Here is an overview of the core components in an AI ecosystem and their interactions within the OpenEdge MCP Server architecture.

  • End-User Client—The interface where tasks originate. It can be a chat application, web interface, or command-line tool. This client may embed an MCP Client or connect to one externally. It provides user credentials that authorize tool invocations.
  • MCP Client (through an AI Agent)—The MCP Client communicates with the MCP Server using the Model Context Protocol. It holds two credentials:
    • A service account credential assigned by the server.
    • A user token or JWT representing the end-user identity.
    The MCP Client discovers available tools, selects prompts, and invokes operations on behalf of the end-user. In simple deployments, the MCP Client and end-user client run in the same process. In multi-tier setups, they operate separately. Examples of MCP clients include VS Code extension, Windsurf, custom web chat UI, web dashboard application, and standalone desktop app.
  • MCP Server—The MCP Server is the central component of this architecture. It converts OpenAPI specifications and optional prompts into scoped tools. Key responsibilities include:
    • Validating both service account and user credentials ensuring dual authentication.
    • Applying scope-based access control.
    • Enforcing routing rules, which are read-only by default.
    • Executing downstream HTTP calls with guardrails for size and performance.
    The MCP Server never forwards its service account credential to downstream systems. When configured with OAuth2 endpoints, it acts as an authorization server, delegating authentication to external Identity Providers and managing OAuth2 protocol flows, including authorization code exchange, proof key for code exchange (PKCE) validation, and token issuance.

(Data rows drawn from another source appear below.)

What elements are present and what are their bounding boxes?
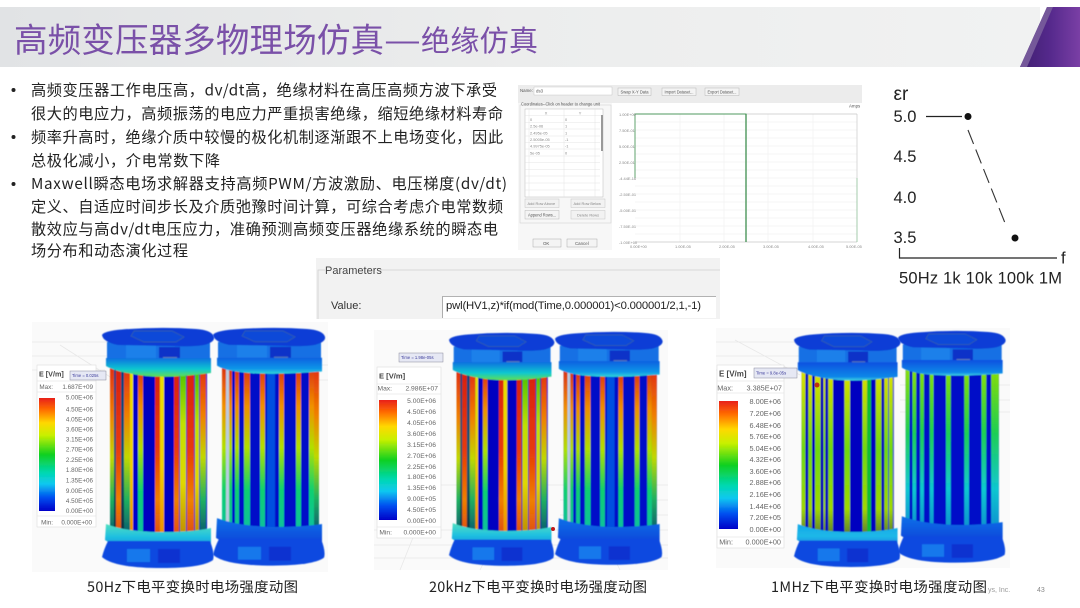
- time tag: Time = 1.98e-05s: [401, 355, 434, 360]
- text block: bullet list: [12, 78, 507, 261]
- legend: E field colour scale: E [V/m]: [39, 370, 64, 378]
- panel: 1MHz field simulation: [716, 328, 1010, 568]
- panel: 50Hz field simulation: [32, 322, 328, 572]
- legend: E field colour scale: 2.986E+07: [405, 386, 438, 392]
- caption: 1MHz: 1MHz下电平变换时电场强度动图: [771, 576, 987, 597]
- legend: E field colour scale: 9.00E+05: [66, 488, 93, 495]
- legend: E field colour scale: 4.50E+05: [66, 498, 93, 505]
- caption: 20kHz: 20kHz下电平变换时电场强度动图: [429, 576, 647, 597]
- legend: E field colour scale: 5.00E+06: [66, 394, 93, 402]
- panel: dataset dialog screenshot: Import Dataset...: [664, 90, 694, 94]
- legend: E field colour scale: 3.60E+06: [66, 426, 93, 434]
- chart: relative permittivity vs frequency: 4.5: [894, 148, 916, 166]
- panel: parameters dialog: Parameters: [325, 265, 382, 277]
- coil: left transformer: [449, 333, 554, 566]
- chart: relative permittivity vs frequency: 5.0: [894, 108, 916, 126]
- legend: E field colour scale: 0.00E+00: [66, 508, 93, 515]
- time tag: [399, 353, 443, 362]
- legend: E field colour scale: 1.80E+06: [407, 474, 436, 481]
- table: 4.9975e-05: [530, 144, 550, 148]
- line chart: square wave plot: 4.00E-05: [808, 244, 824, 249]
- title: —: [384, 14, 421, 62]
- table: [525, 109, 603, 197]
- table: 1: [565, 130, 567, 136]
- panel: parameters dialog: Value:: [331, 300, 361, 312]
- legend: E field colour scale: E [V/m]: [719, 370, 747, 378]
- legend: E field colour scale: Max:: [378, 386, 392, 392]
- legend: E field colour scale: Min:: [41, 520, 53, 526]
- legend: E field colour scale: 4.32E+06: [750, 455, 781, 464]
- legend: E field colour scale: 6.48E+06: [750, 421, 781, 430]
- text block: bullet list: 很大的电应力，高频振荡的电应力严重损害绝缘，缩短绝缘材料寿命: [31, 102, 503, 124]
- legend: E field colour scale: Max:: [39, 384, 53, 391]
- table: -1: [565, 137, 568, 142]
- legend: E field colour scale: [717, 365, 784, 548]
- legend: E field colour scale: 3.15E+06: [66, 436, 93, 444]
- panel: parameters dialog: pwl(HV1,z)*if(mod(Time,0.000001)<0.000001/2,1,-1): [446, 300, 701, 312]
- line chart: square wave plot: [612, 103, 862, 250]
- text block: bullet list: 散效应与高dv/dt电压应力，准确预测高频变压器绝缘系统的瞬态电: [31, 218, 498, 240]
- legend: E field colour scale: 1.35E+06: [407, 485, 436, 492]
- legend: E field colour scale: 7.20E+06: [750, 409, 781, 418]
- footer text: [988, 587, 1045, 594]
- table: 0: [565, 117, 568, 122]
- legend: E field colour scale: 9.00E+05: [407, 496, 436, 503]
- legend: E field colour scale: 4.05E+06: [407, 420, 436, 427]
- legend: E field colour scale: 1.44E+06: [750, 502, 781, 511]
- text block: bullet list: 场分布和动态演化过程: [31, 239, 188, 261]
- line chart: square wave plot: 1.00E-05: [675, 244, 691, 249]
- chart: relative permittivity vs frequency: 4.0: [894, 189, 916, 207]
- panel: dataset dialog screenshot: Append Rows...: [528, 212, 556, 218]
- line chart: square wave plot: 0.00E+00: [630, 244, 648, 249]
- footer text: ys, Inc.: [988, 587, 1010, 594]
- text block: bullet list: 总极化减小，介电常数下降: [31, 149, 220, 171]
- legend: E field colour scale: E [V/m]: [379, 372, 406, 380]
- legend: E field colour scale: 0.000E+00: [403, 530, 436, 536]
- line chart: square wave plot: 7.50E-01: [619, 128, 635, 133]
- coil: right transformer: [213, 328, 325, 566]
- line chart: square wave plot: 1.00E+00: [619, 112, 637, 117]
- legend: E field colour scale: 2.25E+06: [66, 457, 93, 464]
- line chart: square wave plot: 2.50E-01: [619, 160, 635, 165]
- icon: purple corner parallelogram: [1020, 7, 1080, 67]
- marker: [551, 527, 555, 531]
- panel: dataset dialog screenshot: Coordinates--Click on header to change unit: [521, 102, 601, 106]
- panel: dataset dialog screenshot: Swap X-Y Data: [620, 90, 649, 94]
- panel: parameters dialog: [316, 258, 720, 319]
- legend: E field colour scale: 3.385E+07: [746, 384, 782, 392]
- table: 1: [565, 124, 567, 128]
- coil: right transformer: [898, 331, 1006, 563]
- text block: bullet list: Maxwell瞬态电场求解器支持高频PWM/方波激励、电压梯度(dv/dt): [31, 172, 507, 194]
- caption: 50Hz: 50Hz下电平变换时电场强度动图: [87, 576, 298, 597]
- legend: E field colour scale: 1.35E+06: [66, 478, 93, 484]
- legend: E field colour scale: 3.60E+06: [750, 467, 781, 476]
- legend: E field colour scale: 1.80E+06: [66, 467, 93, 474]
- text block: bullet list: 定义、自适应时间步长及介质弛豫时间计算，可综合考虑介电常数频: [31, 195, 503, 217]
- table: -1: [565, 144, 568, 148]
- legend: E field colour scale: [37, 365, 96, 527]
- legend: E field colour scale: Min:: [379, 530, 392, 536]
- legend: E field colour scale: 5.00E+06: [407, 398, 436, 405]
- title: 高频变压器多物理场仿真: [14, 13, 384, 62]
- panel: dataset dialog screenshot: Export Dataset...: [708, 90, 736, 94]
- line chart: square wave plot: 5.00E-05: [846, 244, 862, 249]
- line chart: square wave plot: Amps: [849, 104, 861, 108]
- panel: dataset dialog screenshot: Name:: [520, 88, 533, 93]
- legend: E field colour scale: 0.00E+00: [750, 525, 781, 534]
- panel: dataset dialog screenshot: Delete Rows: [577, 212, 599, 218]
- table: 2.5005e-05: [530, 137, 550, 142]
- table: 0: [530, 117, 533, 122]
- legend: E field colour scale: 3.60E+06: [407, 431, 436, 438]
- legend: E field colour scale: 4.05E+06: [66, 416, 93, 424]
- legend: E field colour scale: 0.00E+00: [407, 518, 436, 525]
- panel: dataset dialog screenshot: ds3: [536, 88, 544, 94]
- time tag: Time = 0.025s: [72, 373, 98, 378]
- legend: E field colour scale: 2.25E+06: [407, 464, 436, 471]
- panel: dataset dialog screenshot: Cancel: [575, 241, 589, 246]
- legend: E field colour scale: Max:: [717, 384, 733, 392]
- panel: dataset dialog screenshot: OK: [543, 241, 549, 246]
- legend: E field colour scale: 0.000E+00: [745, 538, 781, 546]
- time tag: [754, 368, 797, 378]
- header band: [0, 7, 1080, 67]
- panel: dataset dialog screenshot: Add Row Below: [574, 201, 601, 206]
- chart: relative permittivity vs frequency: 50Hz 1k 10k 100k 1M: [899, 270, 1062, 288]
- legend: E field colour scale: 4.50E+06: [407, 409, 436, 416]
- legend: E field colour scale: 0.000E+00: [61, 520, 92, 526]
- table: 2.495e-05: [530, 130, 548, 136]
- title: 绝缘仿真: [421, 18, 538, 60]
- line chart: square wave plot: -7.50E-01: [619, 224, 636, 229]
- line chart: square wave plot: -5.00E-01: [619, 208, 636, 213]
- time tag: [70, 371, 106, 380]
- coil: left transformer: [102, 328, 214, 568]
- legend: E field colour scale: 3.15E+06: [407, 442, 436, 449]
- legend: E field colour scale: 2.88E+06: [750, 478, 781, 487]
- text block: bullet list: 高频变压器工作电压高，dv/dt高，绝缘材料在高压高频方波下承受: [31, 78, 497, 100]
- coil: right transformer: [555, 332, 663, 565]
- panel: dataset dialog screenshot: Add Row Above: [528, 201, 555, 206]
- text block: bullet list: 频率升高时，绝缘介质中较慢的极化机制逐渐跟不上电场变化，因此: [31, 126, 503, 148]
- line chart: square wave plot: 3.00E-05: [763, 244, 779, 249]
- footer text: 43: [1037, 587, 1045, 594]
- table: 0: [565, 150, 568, 156]
- marker: [814, 382, 820, 388]
- line chart: square wave plot: 5.00E-01: [619, 144, 635, 149]
- line chart: square wave plot: -2.50E-01: [619, 192, 636, 197]
- panel: 20kHz field simulation: [374, 330, 668, 570]
- legend: E field colour scale: 2.16E+06: [750, 490, 781, 499]
- chart: relative permittivity vs frequency: 3.5: [894, 229, 916, 247]
- legend: E field colour scale: Min:: [719, 538, 733, 546]
- line chart: square wave plot: -4.44E-16: [619, 176, 636, 181]
- legend: E field colour scale: 5.76E+06: [750, 432, 781, 441]
- legend: E field colour scale: 4.50E+06: [66, 406, 93, 414]
- table: 2.5e-06: [530, 124, 543, 128]
- table: X: [545, 110, 548, 116]
- panel: dataset dialog screenshot: [518, 85, 862, 250]
- chart: relative permittivity vs frequency: [894, 84, 1066, 288]
- legend: E field colour scale: 8.00E+06: [750, 397, 781, 406]
- chart: relative permittivity vs frequency: εr: [894, 84, 909, 105]
- chart: relative permittivity vs frequency: f: [1061, 250, 1066, 268]
- legend: E field colour scale: 2.70E+06: [66, 446, 93, 454]
- line chart: square wave plot: -1.00E+00: [619, 240, 638, 245]
- line chart: square wave plot: 2.00E-05: [719, 244, 735, 249]
- legend: E field colour scale: 2.70E+06: [407, 453, 436, 460]
- legend: E field colour scale: [377, 367, 441, 538]
- time tag: Time = 9.8e-05s: [756, 370, 786, 376]
- legend: E field colour scale: 4.50E+05: [407, 507, 436, 514]
- coil: left transformer: [794, 333, 900, 567]
- legend: E field colour scale: 5.04E+06: [750, 444, 781, 453]
- table: Y: [579, 110, 582, 116]
- table: 5e-05: [530, 150, 540, 156]
- legend: E field colour scale: 1.687E+09: [62, 384, 93, 391]
- legend: E field colour scale: 7.20E+05: [750, 513, 781, 522]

  • Identity Provider (IdP)—External authentication systems, such as Keycloak, Azure AD, AWS Cognito, or Google handle user authentication. The MCP Server delegates login and consent to these providers, which issue OAuth2/OIDC tokens. The MCP Server validates these tokens and may exchange them for downstream usage.
  • PAS for OpenEdge Single Sign-On (SSO) token exchange—Specifies an optional identity or token exchange endpoint.
    • When token exchange is configured—The MCP Server exchanges the inbound user credential for a PAS for OpenEdge-scoped token. This token includes audience, claims, or lifetimes tailored for backend services. If token exchange fails, the request is denied.
    • When token exchange is not configured—This component is bypassed.
  • PAS for OpenEdge services—Specify the OpenEdge or PAS for OpenEdge REST, or other backend services that implement business logic. They receive only the end-user credential or the exchanged token. Responses pass through MCP Server guardrails before reaching the MCP Client.